Per esempio, a chi gli chiedeva se volesse andare all’Inter del suo rivale, rispose: “A Milano non ci andrei perché la nebbia mi mangerebbe le orecchie.”
Sul suo modo di intendere il gioco, chiosava: “Ho sempre preferito il gioco scarno, io ai passaggetti, alle triangolazioni, ai ghibilori non ci ho mai creduto. È un gioco rachitico. Le mie squadre devono assimilare il mio carattere di battagliamento”.
Oppure: “Io resto alla finestra, oggi tutti vogliono gli allenatori che fiorettano, questi vogliono, perché ora per il calcio bisogna andare all’università col volume enciclopedico, ahooo quando si prendono cinque o sei lezioni teoletiche il calcio è finito”.
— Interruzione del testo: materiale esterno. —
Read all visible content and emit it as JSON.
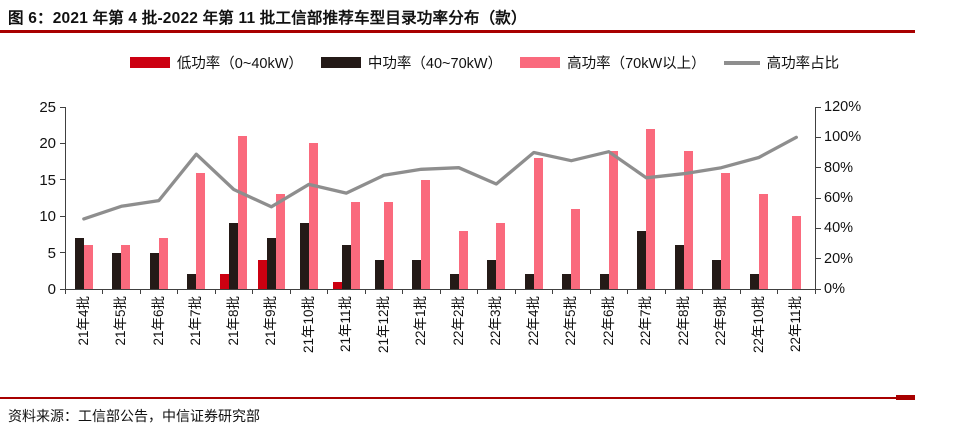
{
  "title": "图 6：2021 年第 4 批-2022 年第 11 批工信部推荐车型目录功率分布（款）",
  "footer": {
    "source": "资料来源：工信部公告，中信证券研究部"
  },
  "colors": {
    "accent_red_rule": "#A80000",
    "low_power_red": "#CC0011",
    "mid_power_black": "#241A17",
    "high_power_pink": "#FA6A7D",
    "ratio_line_gray": "#8E8E8E",
    "axis": "#404040",
    "text": "#111111"
  },
  "chart_data": {
    "type": "bar",
    "categories": [
      "21年4批",
      "21年5批",
      "21年6批",
      "21年7批",
      "21年8批",
      "21年9批",
      "21年10批",
      "21年11批",
      "21年12批",
      "22年1批",
      "22年2批",
      "22年3批",
      "22年4批",
      "22年5批",
      "22年6批",
      "22年7批",
      "22年8批",
      "22年9批",
      "22年10批",
      "22年11批"
    ],
    "series": [
      {
        "name": "低功率（0~40kW）",
        "type": "bar",
        "color": "#CC0011",
        "axis": "left",
        "values": [
          0,
          0,
          0,
          0,
          2,
          4,
          0,
          1,
          0,
          0,
          0,
          0,
          0,
          0,
          0,
          0,
          0,
          0,
          0,
          0
        ]
      },
      {
        "name": "中功率（40~70kW）",
        "type": "bar",
        "color": "#241A17",
        "axis": "left",
        "values": [
          7,
          5,
          5,
          2,
          9,
          7,
          9,
          6,
          4,
          4,
          2,
          4,
          2,
          2,
          2,
          8,
          6,
          4,
          2,
          0
        ]
      },
      {
        "name": "高功率（70kW以上）",
        "type": "bar",
        "color": "#FA6A7D",
        "axis": "left",
        "values": [
          6,
          6,
          7,
          16,
          21,
          13,
          20,
          12,
          12,
          15,
          8,
          9,
          18,
          11,
          19,
          22,
          19,
          16,
          13,
          10
        ]
      },
      {
        "name": "高功率占比",
        "type": "line",
        "color": "#8E8E8E",
        "axis": "right",
        "values": [
          46.2,
          54.5,
          58.3,
          88.9,
          65.6,
          54.2,
          69.0,
          63.2,
          75.0,
          78.9,
          80.0,
          69.2,
          90.0,
          84.6,
          90.5,
          73.3,
          76.0,
          80.0,
          86.7,
          100.0
        ]
      }
    ],
    "left_axis": {
      "min": 0,
      "max": 25,
      "ticks": [
        "25",
        "20",
        "15",
        "10",
        "5",
        "0"
      ]
    },
    "right_axis": {
      "min": 0,
      "max": 120,
      "ticks": [
        "120%",
        "100%",
        "80%",
        "60%",
        "40%",
        "20%",
        "0%"
      ]
    },
    "grid": false,
    "legend_position": "top"
  }
}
Cos’era il pallone per lui? “Il calcio è vita, è vitalità, è vitalizio”.
Sui giocatori stranieri aveva le idee chiare: “Non ci comprendiamo tra noi italiani, figuriamoci con gli stranieri. Perché lo straniero sai cosa fa? Quando una cosa gli garba io avere capito, quando non gli garba ma sa, io non avere capito… pregare, spiegare e poi non capisce mai perché non gli suona…”
Anche ai suoi giocatori lasciava insegnamenti memorabili. Per esempio, fu lui l’inventore del famoso: “Undici siamo noi e undici sono loro”. Quando spiegava la tattica, talvolta usava bicchieri pieni di vino: “Il tuo avversario te lo devi bere!”, e giù tutto in un sorso. Perché, alla fine, si sa che: “La psicologia è roba da ricchi, la grinta è roba da poveri”.
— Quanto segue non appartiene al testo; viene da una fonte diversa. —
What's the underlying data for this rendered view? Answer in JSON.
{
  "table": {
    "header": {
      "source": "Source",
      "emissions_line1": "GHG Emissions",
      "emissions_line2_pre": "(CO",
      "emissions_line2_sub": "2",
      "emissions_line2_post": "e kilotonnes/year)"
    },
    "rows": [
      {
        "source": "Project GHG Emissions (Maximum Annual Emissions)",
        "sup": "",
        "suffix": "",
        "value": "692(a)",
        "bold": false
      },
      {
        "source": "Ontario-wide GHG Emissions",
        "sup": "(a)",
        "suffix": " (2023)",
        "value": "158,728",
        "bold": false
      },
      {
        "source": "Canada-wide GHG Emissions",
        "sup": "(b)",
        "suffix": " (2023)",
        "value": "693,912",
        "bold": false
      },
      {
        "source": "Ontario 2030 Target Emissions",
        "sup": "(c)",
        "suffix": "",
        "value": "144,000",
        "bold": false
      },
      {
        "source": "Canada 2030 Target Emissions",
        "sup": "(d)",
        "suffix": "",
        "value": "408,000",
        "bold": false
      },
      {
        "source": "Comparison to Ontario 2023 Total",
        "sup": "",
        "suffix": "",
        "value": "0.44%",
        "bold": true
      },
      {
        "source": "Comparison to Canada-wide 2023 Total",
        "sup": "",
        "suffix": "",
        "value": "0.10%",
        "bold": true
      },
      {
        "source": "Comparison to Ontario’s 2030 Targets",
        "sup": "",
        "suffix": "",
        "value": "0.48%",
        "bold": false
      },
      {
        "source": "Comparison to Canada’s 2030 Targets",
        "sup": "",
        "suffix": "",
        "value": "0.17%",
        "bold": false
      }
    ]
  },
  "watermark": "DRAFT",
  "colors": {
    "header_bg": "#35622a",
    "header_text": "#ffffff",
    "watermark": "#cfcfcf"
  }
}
Una volta portò i suoi giocatori al cinema, seguendoli con lo sguardo da lontano. Vide che uno di loro si accendeva una sigaretta, e allora strisciò quatto quatto e da dietro gli rifilò due schiaffoni. Peccato che si trattava solo di un semplice spettatore!
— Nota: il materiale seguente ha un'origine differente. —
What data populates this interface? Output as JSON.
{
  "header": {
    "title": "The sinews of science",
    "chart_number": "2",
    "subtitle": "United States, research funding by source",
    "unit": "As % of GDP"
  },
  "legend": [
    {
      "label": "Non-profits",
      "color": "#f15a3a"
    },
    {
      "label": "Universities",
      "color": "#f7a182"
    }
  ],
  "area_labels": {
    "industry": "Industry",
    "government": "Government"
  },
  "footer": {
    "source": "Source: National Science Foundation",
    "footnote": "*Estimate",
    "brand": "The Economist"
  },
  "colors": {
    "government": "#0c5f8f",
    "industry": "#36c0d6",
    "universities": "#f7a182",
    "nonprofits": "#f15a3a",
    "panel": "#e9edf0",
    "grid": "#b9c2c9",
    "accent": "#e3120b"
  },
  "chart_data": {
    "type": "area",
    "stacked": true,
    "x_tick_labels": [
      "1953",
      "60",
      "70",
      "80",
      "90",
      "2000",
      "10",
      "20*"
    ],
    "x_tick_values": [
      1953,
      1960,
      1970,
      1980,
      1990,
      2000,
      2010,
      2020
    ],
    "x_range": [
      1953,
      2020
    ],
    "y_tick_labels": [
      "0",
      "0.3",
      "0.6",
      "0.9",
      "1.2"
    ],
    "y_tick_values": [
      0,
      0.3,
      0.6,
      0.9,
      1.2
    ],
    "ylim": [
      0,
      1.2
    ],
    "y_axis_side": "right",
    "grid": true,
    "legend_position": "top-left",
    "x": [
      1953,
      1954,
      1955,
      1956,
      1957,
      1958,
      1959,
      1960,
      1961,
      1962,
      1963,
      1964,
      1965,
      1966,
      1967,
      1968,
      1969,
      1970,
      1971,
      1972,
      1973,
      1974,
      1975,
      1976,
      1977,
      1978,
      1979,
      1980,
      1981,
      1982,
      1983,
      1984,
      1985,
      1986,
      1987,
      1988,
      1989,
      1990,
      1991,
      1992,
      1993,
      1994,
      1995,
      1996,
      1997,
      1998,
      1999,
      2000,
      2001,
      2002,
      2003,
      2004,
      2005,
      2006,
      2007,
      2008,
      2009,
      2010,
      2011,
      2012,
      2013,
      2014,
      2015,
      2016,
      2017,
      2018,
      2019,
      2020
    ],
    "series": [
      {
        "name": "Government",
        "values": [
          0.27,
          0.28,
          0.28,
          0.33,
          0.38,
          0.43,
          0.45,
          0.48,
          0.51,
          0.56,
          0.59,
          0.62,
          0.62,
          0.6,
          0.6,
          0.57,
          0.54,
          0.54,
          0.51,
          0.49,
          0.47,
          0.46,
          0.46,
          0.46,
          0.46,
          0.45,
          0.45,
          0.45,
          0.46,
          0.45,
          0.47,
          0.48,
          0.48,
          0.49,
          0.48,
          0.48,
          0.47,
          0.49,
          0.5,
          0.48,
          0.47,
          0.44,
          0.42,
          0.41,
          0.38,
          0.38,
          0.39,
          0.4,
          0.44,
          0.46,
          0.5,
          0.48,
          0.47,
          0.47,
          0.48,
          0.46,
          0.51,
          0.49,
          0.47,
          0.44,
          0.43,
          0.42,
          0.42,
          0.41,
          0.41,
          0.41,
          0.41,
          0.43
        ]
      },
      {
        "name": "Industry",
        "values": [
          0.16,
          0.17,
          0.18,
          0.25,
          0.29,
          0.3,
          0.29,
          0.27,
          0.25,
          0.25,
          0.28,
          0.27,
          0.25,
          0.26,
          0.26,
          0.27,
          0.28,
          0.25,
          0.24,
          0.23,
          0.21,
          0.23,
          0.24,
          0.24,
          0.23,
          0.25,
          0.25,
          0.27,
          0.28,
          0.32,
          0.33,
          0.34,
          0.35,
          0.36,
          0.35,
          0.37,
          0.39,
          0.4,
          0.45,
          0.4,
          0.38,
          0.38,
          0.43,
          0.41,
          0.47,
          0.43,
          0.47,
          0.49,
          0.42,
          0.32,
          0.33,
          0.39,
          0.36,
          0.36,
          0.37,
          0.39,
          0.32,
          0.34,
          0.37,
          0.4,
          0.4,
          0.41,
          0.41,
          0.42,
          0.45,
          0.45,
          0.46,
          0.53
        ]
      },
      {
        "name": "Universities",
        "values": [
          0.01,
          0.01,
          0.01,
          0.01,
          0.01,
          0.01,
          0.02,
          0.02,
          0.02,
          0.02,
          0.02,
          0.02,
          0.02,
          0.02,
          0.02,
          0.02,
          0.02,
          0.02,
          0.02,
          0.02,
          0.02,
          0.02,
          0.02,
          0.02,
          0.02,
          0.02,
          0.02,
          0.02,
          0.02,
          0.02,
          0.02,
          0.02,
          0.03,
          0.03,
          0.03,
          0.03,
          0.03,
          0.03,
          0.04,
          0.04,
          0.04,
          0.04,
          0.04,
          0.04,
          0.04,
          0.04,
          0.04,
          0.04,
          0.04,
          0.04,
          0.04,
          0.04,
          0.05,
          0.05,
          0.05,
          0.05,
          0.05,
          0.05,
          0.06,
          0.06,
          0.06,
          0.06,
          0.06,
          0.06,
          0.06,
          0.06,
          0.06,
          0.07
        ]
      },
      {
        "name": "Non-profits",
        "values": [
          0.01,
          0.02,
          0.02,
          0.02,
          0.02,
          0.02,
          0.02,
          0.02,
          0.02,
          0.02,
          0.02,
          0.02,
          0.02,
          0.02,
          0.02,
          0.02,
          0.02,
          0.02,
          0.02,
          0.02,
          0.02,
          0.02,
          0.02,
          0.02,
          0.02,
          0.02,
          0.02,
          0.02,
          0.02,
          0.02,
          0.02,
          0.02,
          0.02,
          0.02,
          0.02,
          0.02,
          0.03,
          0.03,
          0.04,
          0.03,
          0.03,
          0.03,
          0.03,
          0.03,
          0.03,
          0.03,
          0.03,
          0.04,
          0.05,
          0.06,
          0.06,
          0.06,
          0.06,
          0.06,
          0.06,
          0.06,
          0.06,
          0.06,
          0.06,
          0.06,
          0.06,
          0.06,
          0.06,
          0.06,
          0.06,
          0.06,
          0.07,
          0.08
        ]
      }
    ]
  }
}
Il vero allenatore nel pallone
Dopo aver allenato anche Bologna, Bari, Fiorentina e Avellino, Oronzo Pugliese chiuse la carriera nel 1978 a Crotone. Se ne tornò a Turi, dopo una vita vagabonda. Ormai non correva più lungo la fascia dietro ai giocatori. Se ne stava su una sedia, colpito da un maledetto ictus. Oronzo Pugliese morì l’undici marzo del 1990. Nell’ottobre del 1984 uscì al cinema il film cult L’allenatore nel pallone, con Lino Banfi che vestiva i panni di Oronzo Canà, un pittoresco allenatore pugliese conosciuto come “il vate della Daunia”, amato da almeno due generazioni di spettatori. In realtà, adesso sappiamo che grazie a quel film abbiamo sempre, inconsapevolmente, amato Oronzo Pugliese, il vero allenatore nel pallone.